Hjfocs (talkcontribs)

First, I'm really grateful that you reverted the ancient China batch.

Wei Chen (Q51166600) is probably wrong: as I can't understand Chinese, I can't judge the Twitter ID. But if we follow the Facebook link inside the Twitter one, the profile picture is clearly a baseball player, so Wei-Yin Chen (Q708040) should be the right one. I've removed the identifier from the other items.

On top of my head, this might be a corner case, where SocialLink's confidence score across the items is identical.
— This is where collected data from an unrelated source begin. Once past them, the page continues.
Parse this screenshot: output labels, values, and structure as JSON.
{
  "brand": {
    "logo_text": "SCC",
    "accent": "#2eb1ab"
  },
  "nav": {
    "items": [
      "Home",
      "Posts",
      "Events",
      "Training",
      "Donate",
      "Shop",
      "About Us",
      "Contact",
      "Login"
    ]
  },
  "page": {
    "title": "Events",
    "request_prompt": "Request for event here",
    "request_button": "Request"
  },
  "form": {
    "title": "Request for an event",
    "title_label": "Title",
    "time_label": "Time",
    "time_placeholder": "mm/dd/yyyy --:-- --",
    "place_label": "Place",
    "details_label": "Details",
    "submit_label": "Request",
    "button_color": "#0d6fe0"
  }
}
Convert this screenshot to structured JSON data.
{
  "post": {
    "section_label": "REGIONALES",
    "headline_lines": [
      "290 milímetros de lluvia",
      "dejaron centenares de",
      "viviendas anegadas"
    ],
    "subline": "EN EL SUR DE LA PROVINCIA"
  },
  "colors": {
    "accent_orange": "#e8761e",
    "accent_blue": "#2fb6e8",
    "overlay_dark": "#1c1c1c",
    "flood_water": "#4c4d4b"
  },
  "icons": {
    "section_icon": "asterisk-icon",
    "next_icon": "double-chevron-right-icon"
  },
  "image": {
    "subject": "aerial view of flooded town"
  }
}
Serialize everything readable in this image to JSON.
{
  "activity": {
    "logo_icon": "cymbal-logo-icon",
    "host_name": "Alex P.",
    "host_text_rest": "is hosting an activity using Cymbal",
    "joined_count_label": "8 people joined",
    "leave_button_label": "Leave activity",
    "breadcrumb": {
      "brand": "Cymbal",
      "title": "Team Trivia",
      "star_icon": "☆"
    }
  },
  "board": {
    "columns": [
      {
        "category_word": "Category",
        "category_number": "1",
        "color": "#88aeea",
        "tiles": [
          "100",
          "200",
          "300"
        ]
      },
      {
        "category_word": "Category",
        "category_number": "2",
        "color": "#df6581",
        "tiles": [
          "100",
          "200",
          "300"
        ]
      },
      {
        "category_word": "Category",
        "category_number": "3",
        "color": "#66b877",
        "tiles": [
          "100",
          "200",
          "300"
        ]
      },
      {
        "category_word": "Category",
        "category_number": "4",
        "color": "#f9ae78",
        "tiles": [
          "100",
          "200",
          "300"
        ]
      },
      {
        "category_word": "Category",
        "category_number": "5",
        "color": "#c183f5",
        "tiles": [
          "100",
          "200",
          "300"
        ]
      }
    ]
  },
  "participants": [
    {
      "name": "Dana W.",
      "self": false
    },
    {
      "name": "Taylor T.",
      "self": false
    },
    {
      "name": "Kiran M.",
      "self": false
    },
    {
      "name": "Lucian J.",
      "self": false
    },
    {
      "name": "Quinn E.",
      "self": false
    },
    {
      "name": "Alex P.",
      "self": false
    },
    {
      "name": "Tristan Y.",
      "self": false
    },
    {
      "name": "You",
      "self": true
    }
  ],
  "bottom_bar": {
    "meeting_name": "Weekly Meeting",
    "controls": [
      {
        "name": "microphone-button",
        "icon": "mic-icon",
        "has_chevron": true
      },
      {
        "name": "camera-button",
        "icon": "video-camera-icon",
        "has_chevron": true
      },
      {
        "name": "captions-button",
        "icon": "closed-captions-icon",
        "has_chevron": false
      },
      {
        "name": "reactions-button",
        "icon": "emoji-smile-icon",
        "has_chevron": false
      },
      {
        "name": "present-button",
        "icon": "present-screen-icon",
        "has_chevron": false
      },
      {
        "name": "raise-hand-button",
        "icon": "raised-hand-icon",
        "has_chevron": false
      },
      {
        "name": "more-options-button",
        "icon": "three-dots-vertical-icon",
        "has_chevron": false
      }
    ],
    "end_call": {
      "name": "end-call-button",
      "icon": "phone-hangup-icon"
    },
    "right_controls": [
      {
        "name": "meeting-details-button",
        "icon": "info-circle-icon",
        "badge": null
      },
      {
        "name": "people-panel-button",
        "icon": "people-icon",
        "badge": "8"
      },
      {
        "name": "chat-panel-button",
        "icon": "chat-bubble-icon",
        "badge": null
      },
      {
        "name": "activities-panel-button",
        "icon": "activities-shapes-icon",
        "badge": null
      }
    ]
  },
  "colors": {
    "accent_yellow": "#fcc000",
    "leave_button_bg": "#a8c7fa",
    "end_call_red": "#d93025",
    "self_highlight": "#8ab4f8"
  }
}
Said that, while I agree we should avoid such 1-to-n links, Was a bee (talkcontribslogs) proposed an interesting alternative to keep them, see https://github.com/Wikidata/soweego/issues/374

In addition, there's an open ticket that aims at intercepting the constraint check reports, see https://github.com/Wikidata/soweego/issues/266.

Regarding the stated in (P248) reference node, it seems that the process in charge of converting into based on heuristic (P887) stopped unexpectedly. I'll have to investigate why.

BrokenSegue (talkcontribs)

Here is an example of an item that had a date of birth in the 5th century but was still assigned a twitter handle: Q3734999. Clearly something went wrong.

Hjfocs (talkcontribs)

Totally agree, of course. This is due to the lack of date of death. I acknowledge that we should apply a less trivial filter.